En l’espèce, le défunt avait laissé un testament olographe dans lequel une partie de la date avait été rédigée par un tiers. Effectivement, le « 9 » du 26 mars 2009 n’aurait pas été rédigé par le disposant. Le fils du défunt conteste la validité formelle du testament qui instituait un tiers légataire d’un ensemble immobilier.
Rappel : le formalisme applicable au testament olographe
Le testament est un acte unilatéral de disposition à titre gratuit et à cause de mort.
Le testament olographe doit respecter un strict formalisme : selon l’article 970 du code civil, il doit être intégralement écrit, daté et signé de la main du testateur, afin de confirmer avec certitude son identité. Il s’agit d’un formalisme exigé ad validitatem. L’absence d’une des trois conditions exigées par l’article 970 du code civil entrainant la nullité du testament (article 1001 du code civil).

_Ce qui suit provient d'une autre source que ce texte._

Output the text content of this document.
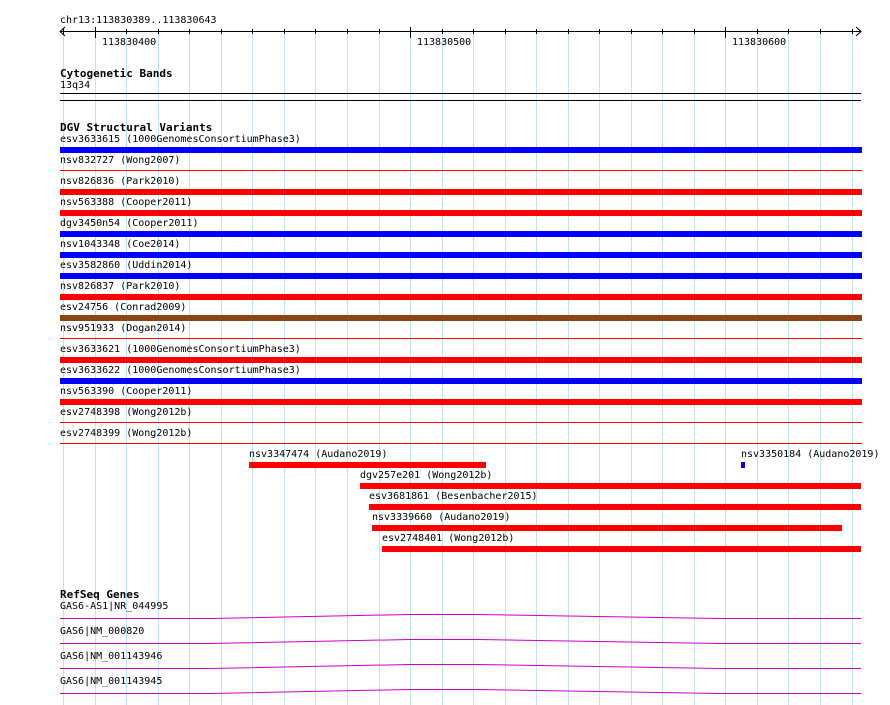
chr13:113830389..113830643
113830400	113830500	113830600
Cytogenetic Bands
13q34
DGV Structural Variants
esv3633615 (1000GenomesConsortiumPhase3)
nsv832727 (Wong2007)
nsv826836 (Park2010)
nsv563388 (Cooper2011)
dgv3450n54 (Cooper2011)
nsv1043348 (Coe2014)
esv3582860 (Uddin2014)
nsv826837 (Park2010)
esv24756 (Conrad2009)
nsv951933 (Dogan2014)
esv3633621 (1000GenomesConsortiumPhase3)
esv3633622 (1000GenomesConsortiumPhase3)
nsv563390 (Cooper2011)
esv2748398 (Wong2012b)
esv2748399 (Wong2012b)
nsv3347474 (Audano2019)	nsv3350184 (Audano2019)
dgv257e201 (Wong2012b)
esv3681861 (Besenbacher2015)
nsv3339660 (Audano2019)
esv2748401 (Wong2012b)
RefSeq Genes
GAS6-AS1|NR_044995
GAS6|NM_000820
GAS6|NM_001143946
GAS6|NM_001143945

Ainsi, le testament est nul lorsqu’il a été écrit par un tiers, intégralement ou partiellement. Toutefois, la seule présence d’une écriture étrangère sur le testament n’est pas toujours cause de nullité.
Néanmoins, nonobstant ce socle de règles, les juges sont régulièrement réticents à prononcer la nullité d’un testament olographe, représentative des dernières volontés de son auteur, en sauvant des testaments ne respectant pas les conditions posées par le code civil.
Effectivement, un testament dont la date est erronée, incomplète ou absente, ne sera pas nécessairement annulé s’il existe dans l’acte des éléments intrinsèques, éventuellement corroborés par des éléments extrinsèques, permettant de dater le testament (Cour de cassation, chambre des requêtes, 19 février 1818) ou de déterminer une période au cours de laquelle il aurait été rédigé.
La Cour de cassation a longtemps prononcé la nullité du testament olographe en l’absence de date complète. Assouplissant sa jurisprudence, elle a opéré un revirement rendant le formalisme moins strict lorsque les intérêts du testateur ne sont pas en cause (Arrêt Payan, Cour de cassation, 1re chambre civile, 9 mars 1983 ; et Arrêt Garon, Cour de cassation, 1re chambre civile, 10 mai 2007).
Dès lors, l’absence de date précise n’entraine plus la nullité systématique du testament.
L’originalité d’une décision portant sur une date complète mais partiellement rédigée par un tiers
Dans cette affaire, le « 9 » ayant été rédigé par un tiers, la Cour d’appel avait conclu que le testament n’avait pas été entièrement écrit de la main de la testatrice. Elle avait, alors, prononcé la nullité du testament litigieux. Ce vice formel suffisait donc à emporter la nullité du testament.
La Cour de cassation casse l’arrêt d’appel : « en se déterminant ainsi, sans rechercher, comme elle y était invitée, si en dépit de cette irrégularité, des éléments intrinsèques à l’acte, dont faisait partie la mention « 26 mars 200 » écrite de la main de la testatrice, éventuellement corroborés par des éléments extrinsèques, ne permettaient pas d’établir que le testament avait été rédigé au cours d’une période déterminée, la cour d’appel n’a pas donné de base légale à sa décision ».
Cet arrêt s’inscrit dans la continuité de la jurisprudence sur la question de la date du testament olographe, la recherche des éléments intrinsèques éventuellement corroborés par des éléments extrinsèques servant à déterminer une période au cours de laquelle il aurait été rédigé.
En revanche, de manière singulière, et contrairement aux jurisprudences sur le sujet, la date était ici présente, mais seulement partiellement rédigée par un tiers. Les juges de cassation semblent, ainsi, ici étendre leur jurisprudence à une cas différent d’une simple absence de date du testament.